La necessità di contrastare l’aumento dei costi sanitari e l’incremento dell’incidenza delle malattie croniche ciò che smuove tutto questo mondo.

Le innovazioni tecnologiche derivanti dalla telemedicina non solo potranno migliorare la quality of life, ma ridurre e prevenire drasticamente le intemperie legate al mondo della salute. Secondo gli ultimi dati, entro pochi anni il 21% delle analisi e delle cure avverrà a casa del paziente, solo il 10% in ospedale e nemmeno il 2% presso uno studio medico: per il 67% i pazienti saranno seguiti da remoto, con la massima attenzione ed efficienza, ovunque si trovino.

Lo scopo di tutta questa innovazione però, come nel caso specifico dell’IA, non è fine a sé stesso, ma è inserito nella cornice più significativa dei rapporti umani.
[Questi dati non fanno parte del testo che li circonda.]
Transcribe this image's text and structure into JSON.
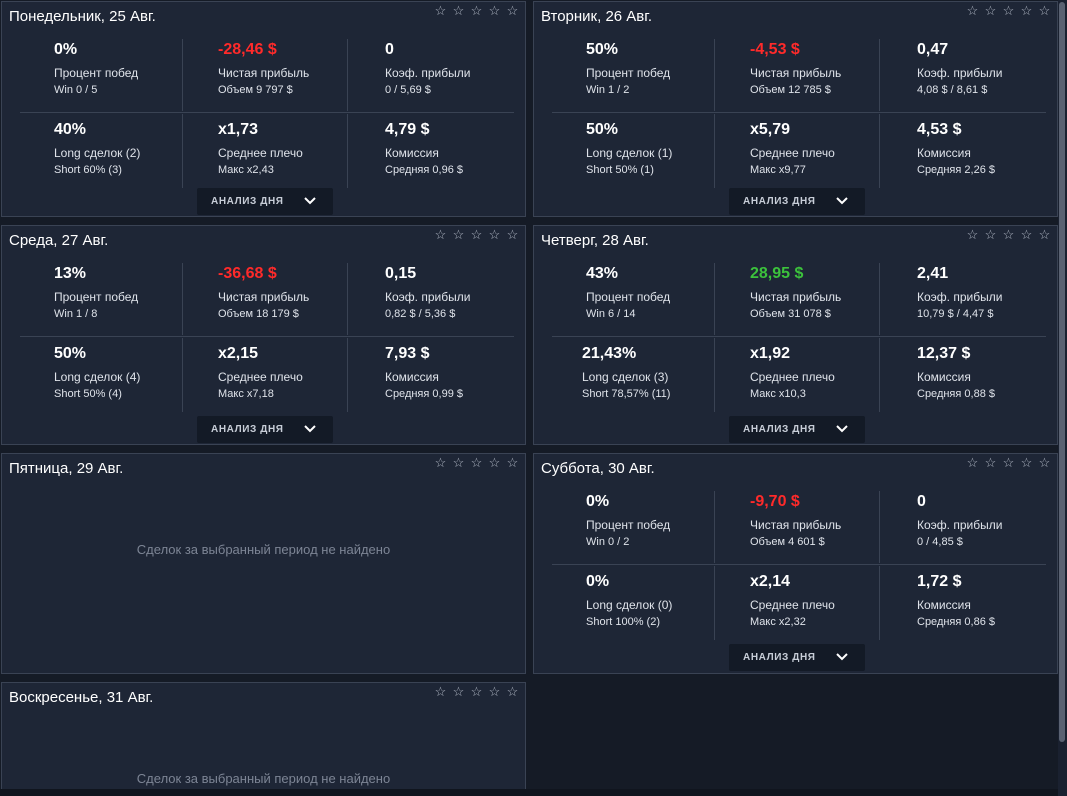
{
  "stars": [
    "☆",
    "☆",
    "☆",
    "☆",
    "☆"
  ],
  "analyze_label": "АНАЛИЗ ДНЯ",
  "days": [
    {
      "title": "Понедельник, 25 Авг.",
      "win_pct": "0%",
      "win_label": "Процент побед",
      "win_sub": "Win 0 / 5",
      "profit": "-28,46 $",
      "profit_label": "Чистая прибыль",
      "profit_sub": "Объем 9 797 $",
      "pf": "0",
      "pf_label": "Коэф. прибыли",
      "pf_sub": "0 / 5,69 $",
      "long_pct": "40%",
      "long_label": "Long сделок (2)",
      "long_sub": "Short 60% (3)",
      "lev": "x1,73",
      "lev_label": "Среднее плечо",
      "lev_sub": "Макс x2,43",
      "fee": "4,79 $",
      "fee_label": "Комиссия",
      "fee_sub": "Средняя 0,96 $"
    },
    {
      "title": "Вторник, 26 Авг.",
      "win_pct": "50%",
      "win_label": "Процент побед",
      "win_sub": "Win 1 / 2",
      "profit": "-4,53 $",
      "profit_label": "Чистая прибыль",
      "profit_sub": "Объем 12 785 $",
      "pf": "0,47",
      "pf_label": "Коэф. прибыли",
      "pf_sub": "4,08 $ / 8,61 $",
      "long_pct": "50%",
      "long_label": "Long сделок (1)",
      "long_sub": "Short 50% (1)",
      "lev": "x5,79",
      "lev_label": "Среднее плечо",
      "lev_sub": "Макс x9,77",
      "fee": "4,53 $",
      "fee_label": "Комиссия",
      "fee_sub": "Средняя 2,26 $"
    },
    {
      "title": "Среда, 27 Авг.",
      "win_pct": "13%",
      "win_label": "Процент побед",
      "win_sub": "Win 1 / 8",
      "profit": "-36,68 $",
      "profit_label": "Чистая прибыль",
      "profit_sub": "Объем 18 179 $",
      "pf": "0,15",
      "pf_label": "Коэф. прибыли",
      "pf_sub": "0,82 $ / 5,36 $",
      "long_pct": "50%",
      "long_label": "Long сделок (4)",
      "long_sub": "Short 50% (4)",
      "lev": "x2,15",
      "lev_label": "Среднее плечо",
      "lev_sub": "Макс x7,18",
      "fee": "7,93 $",
      "fee_label": "Комиссия",
      "fee_sub": "Средняя 0,99 $"
    },
    {
      "title": "Четверг, 28 Авг.",
      "win_pct": "43%",
      "win_label": "Процент побед",
      "win_sub": "Win 6 / 14",
      "profit": "28,95 $",
      "profit_label": "Чистая прибыль",
      "profit_sub": "Объем 31 078 $",
      "pf": "2,41",
      "pf_label": "Коэф. прибыли",
      "pf_sub": "10,79 $ / 4,47 $",
      "long_pct": "21,43%",
      "long_label": "Long сделок (3)",
      "long_sub": "Short 78,57% (11)",
      "lev": "x1,92",
      "lev_label": "Среднее плечо",
      "lev_sub": "Макс x10,3",
      "fee": "12,37 $",
      "fee_label": "Комиссия",
      "fee_sub": "Средняя 0,88 $"
    },
    {
      "title": "Пятница, 29 Авг.",
      "empty_text": "Сделок за выбранный период не найдено"
    },
    {
      "title": "Суббота, 30 Авг.",
      "win_pct": "0%",
      "win_label": "Процент побед",
      "win_sub": "Win 0 / 2",
      "profit": "-9,70 $",
      "profit_label": "Чистая прибыль",
      "profit_sub": "Объем 4 601 $",
      "pf": "0",
      "pf_label": "Коэф. прибыли",
      "pf_sub": "0 / 4,85 $",
      "long_pct": "0%",
      "long_label": "Long сделок (0)",
      "long_sub": "Short 100% (2)",
      "lev": "x2,14",
      "lev_label": "Среднее плечо",
      "lev_sub": "Макс x2,32",
      "fee": "1,72 $",
      "fee_label": "Комиссия",
      "fee_sub": "Средняя 0,86 $"
    },
    {
      "title": "Воскресенье, 31 Авг.",
      "empty_text": "Сделок за выбранный период не найдено"
    }
  ]
}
Riporto all’attenzione che l’IA delle macchine funziona solo se accompagnata dall’intelligenza emotiva degli uomini. Questo aspetto non va trascurato.

Un nuovo paradigma

Perché il cambiamento non venga percepito come una minaccia è necessario un nuovo paradigma incentrato su un umanesimo ripensato se non riscritto nell’era di una nuova frontiera, in cui convivono e si alimentano vicendevolmente un mondo reale e un mondo artificiale. Dove l’uomo non subisca passivamente il mondo digitale, ma ne utilizzi strategicamente le potenzialità ricavandone, in cambio, un dono. Sì, perché lo strumento di per sé stesso è neutrale ma se a questo viene associato un determinato “purpose”, quello di servire l’umano, la sua valenza può essere positiva e di estremo supporto. Perché il termine “purpose” ha qui un significato più ampio di quanto la semplice traduzione “obiettivo, scopo” lasci intendere. Il traguardo è l’uomo ed è l’unico perseguibile. Qualcosa che includa come un sodalizio anche la “fiducia”. Solo così il  Metaverso potrà rappresentare un vero spazio di evoluzione umanistica. Il Metaverso è una nuova prospettiva di transumanesimo in cui l’integrazione tra la tecnologia e l’uomo non implica il suo annullamento, ma anzi lo aiuta a prendersi cura maggiormente di sé stesso. Attraverso la tecnologia l’uomo “deve divenire CEO della propria salute“. Una sfida in cui le parole chiave sono empatia, prossimità e “purpose”. Alle prese con la nuova svolta del Metaverso: spetterà all’uomo essere artefice del proprio destino.

La super intelligenza, la singolarità, quando arriverà avrà pregiudizi verso il genere umano? Diamoci appuntamento fra 10 anni.